In 2000, Citigroup paid NT$23 billion for 15 percent of Fubon to form a strategic alliance. The U.S. company began selling down the holding in 2004, saying it wanted to pursue its own strategy.

New York-based Citigroup led a group in December that bought 86 percent of Guangdong Development Bank in China. The firm also plans to increase its stake in Shanghai Pudong Development Bank Co. to 19.9 percent from 3.78 percent.

Because overseas rivals mainly target high-end customers and their relatively low-risk appetite will limit their penetration, the threat to domestic banks isn't imminent, said Jerry Chen, president of Ta Chong Bank Ltd., the island's fifth- largest by market value.

``There's still room for us,'' Chen, 56, said in an interview. ``China is not a solution for everything. Management quality is still the most important factor.''

Standing Out

Fubon Financial plans to invest in a mainland bank through its Hong Kong unit when regulators allow it. The company is in preliminary talks with targets in China, Tsai said, without giving details.

The Taiwanese lender signed a memorandum of understanding to buy an undisclosed stake in Xiamen Bank for NT$2 billion in September. The plan to buy the bank in China's southeastern province may fail because of the restrictions, the Economic Daily News reported on May 2, without citing anyone.

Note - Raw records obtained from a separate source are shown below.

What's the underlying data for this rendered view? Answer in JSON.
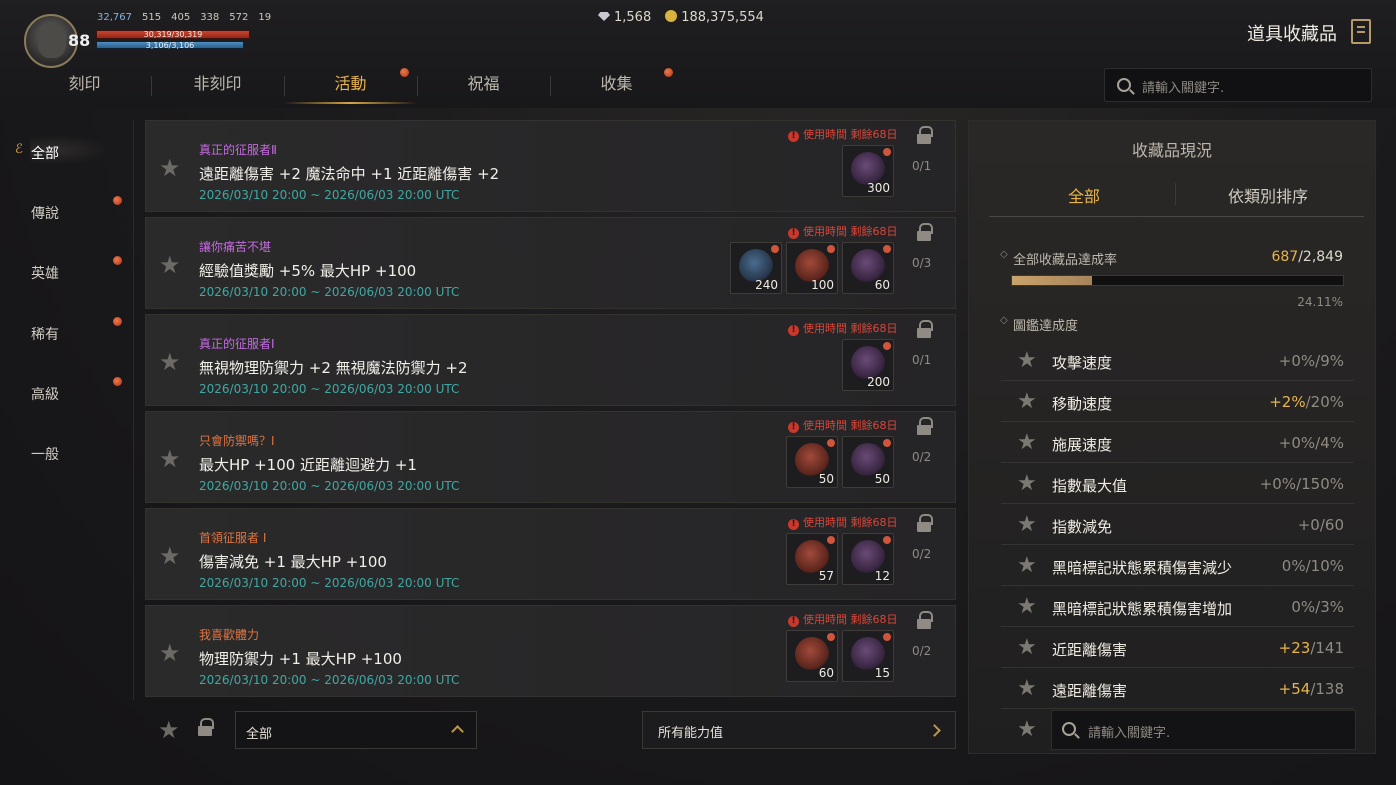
{
  "player": {
    "level": "88",
    "stat1": "32,767",
    "stat2": "515",
    "stat3": "405",
    "stat4": "338",
    "stat5": "572",
    "stat6": "19",
    "hp": "30,319/30,319",
    "mp": "3,106/3,106"
  },
  "currency": {
    "gems": "1,568",
    "gold": "188,375,554"
  },
  "header": {
    "title": "道具收藏品"
  },
  "tabs": [
    {
      "label": "刻印",
      "badge": false
    },
    {
      "label": "非刻印",
      "badge": false
    },
    {
      "label": "活動",
      "badge": true,
      "active": true
    },
    {
      "label": "祝福",
      "badge": false
    },
    {
      "label": "收集",
      "badge": true
    }
  ],
  "search": {
    "placeholder": "請輸入關鍵字."
  },
  "sidebar": {
    "items": [
      {
        "label": "全部",
        "active": true,
        "badge": false
      },
      {
        "label": "傳說",
        "badge": true
      },
      {
        "label": "英雄",
        "badge": true
      },
      {
        "label": "稀有",
        "badge": true
      },
      {
        "label": "高級",
        "badge": true
      },
      {
        "label": "一般",
        "badge": false
      }
    ]
  },
  "list": [
    {
      "name": "真正的征服者Ⅱ",
      "name_color": "#c46be0",
      "desc": "遠距離傷害 +2 魔法命中 +1 近距離傷害 +2",
      "date": "2026/03/10 20:00 ~ 2026/06/03 20:00 UTC",
      "warn": "使用時間 剩餘68日",
      "progress": "0/1",
      "items": [
        {
          "type": "purple",
          "count": "300"
        }
      ]
    },
    {
      "name": "讓你痛苦不堪",
      "name_color": "#c46be0",
      "desc": "經驗值獎勵 +5% 最大HP +100",
      "date": "2026/03/10 20:00 ~ 2026/06/03 20:00 UTC",
      "warn": "使用時間 剩餘68日",
      "progress": "0/3",
      "items": [
        {
          "type": "blue",
          "count": "240"
        },
        {
          "type": "red",
          "count": "100"
        },
        {
          "type": "purple",
          "count": "60"
        }
      ]
    },
    {
      "name": "真正的征服者Ⅰ",
      "name_color": "#c46be0",
      "desc": "無視物理防禦力 +2 無視魔法防禦力 +2",
      "date": "2026/03/10 20:00 ~ 2026/06/03 20:00 UTC",
      "warn": "使用時間 剩餘68日",
      "progress": "0/1",
      "items": [
        {
          "type": "purple",
          "count": "200"
        }
      ]
    },
    {
      "name": "只會防禦嗎？Ⅰ",
      "name_color": "#e07440",
      "desc": "最大HP +100 近距離迴避力 +1",
      "date": "2026/03/10 20:00 ~ 2026/06/03 20:00 UTC",
      "warn": "使用時間 剩餘68日",
      "progress": "0/2",
      "items": [
        {
          "type": "red",
          "count": "50"
        },
        {
          "type": "purple",
          "count": "50"
        }
      ]
    },
    {
      "name": "首領征服者 Ⅰ",
      "name_color": "#e07440",
      "desc": "傷害減免 +1 最大HP +100",
      "date": "2026/03/10 20:00 ~ 2026/06/03 20:00 UTC",
      "warn": "使用時間 剩餘68日",
      "progress": "0/2",
      "items": [
        {
          "type": "red",
          "count": "57"
        },
        {
          "type": "purple",
          "count": "12"
        }
      ]
    },
    {
      "name": "我喜歡體力",
      "name_color": "#e07440",
      "desc": "物理防禦力 +1 最大HP +100",
      "date": "2026/03/10 20:00 ~ 2026/06/03 20:00 UTC",
      "warn": "使用時間 剩餘68日",
      "progress": "0/2",
      "items": [
        {
          "type": "red",
          "count": "60"
        },
        {
          "type": "purple",
          "count": "15"
        }
      ]
    }
  ],
  "bottom": {
    "filter_value": "全部",
    "stat_filter": "所有能力值"
  },
  "panel": {
    "title": "收藏品現況",
    "tab_all": "全部",
    "tab_sort": "依類別排序",
    "rate_label": "全部收藏品達成率",
    "rate_current": "687",
    "rate_total": "/2,849",
    "rate_percent": "24.11%",
    "rate_fraction": 0.2411,
    "dex_label": "圖鑑達成度",
    "stats": [
      {
        "label": "攻擊速度",
        "value": "+0%",
        "max": "/9%",
        "highlight": false
      },
      {
        "label": "移動速度",
        "value": "+2%",
        "max": "/20%",
        "highlight": true
      },
      {
        "label": "施展速度",
        "value": "+0%",
        "max": "/4%",
        "highlight": false
      },
      {
        "label": "指數最大值",
        "value": "+0%",
        "max": "/150%",
        "highlight": false
      },
      {
        "label": "指數減免",
        "value": "+0",
        "max": "/60",
        "highlight": false
      },
      {
        "label": "黑暗標記狀態累積傷害減少",
        "value": "0%",
        "max": "/10%",
        "highlight": false
      },
      {
        "label": "黑暗標記狀態累積傷害增加",
        "value": "0%",
        "max": "/3%",
        "highlight": false
      },
      {
        "label": "近距離傷害",
        "value": "+23",
        "max": "/141",
        "highlight": true
      },
      {
        "label": "遠距離傷害",
        "value": "+54",
        "max": "/138",
        "highlight": true
      }
    ],
    "search_placeholder": "請輸入關鍵字."
  }
}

``With the China factor, you can leapfrog and make yourself stand out from other competitors,'' Tsai said. ``Then perhaps the market wants to start to reward people who're running faster and try to punish people who are lagging behind.''

Fubon Financial paid HK$3.24 billion ($414 million) for about 75 percent of International Bank in 2004 to become the first Taiwan lender to operate a branch network in Hong Kong. Fubon hasn't yet been able to make full use of the bank as a bridgehead into China because of regulatory issues, Tsai said.

Profit at Fubon Financial is expected to grow at least 30 percent this year because of fewer write-offs and expansion of consumer banking services, Tsai said. Net income at the Taipei- based company, which owns Taiwan's largest non-life insurer, fell 22 percent last year to NT$8.23 billion.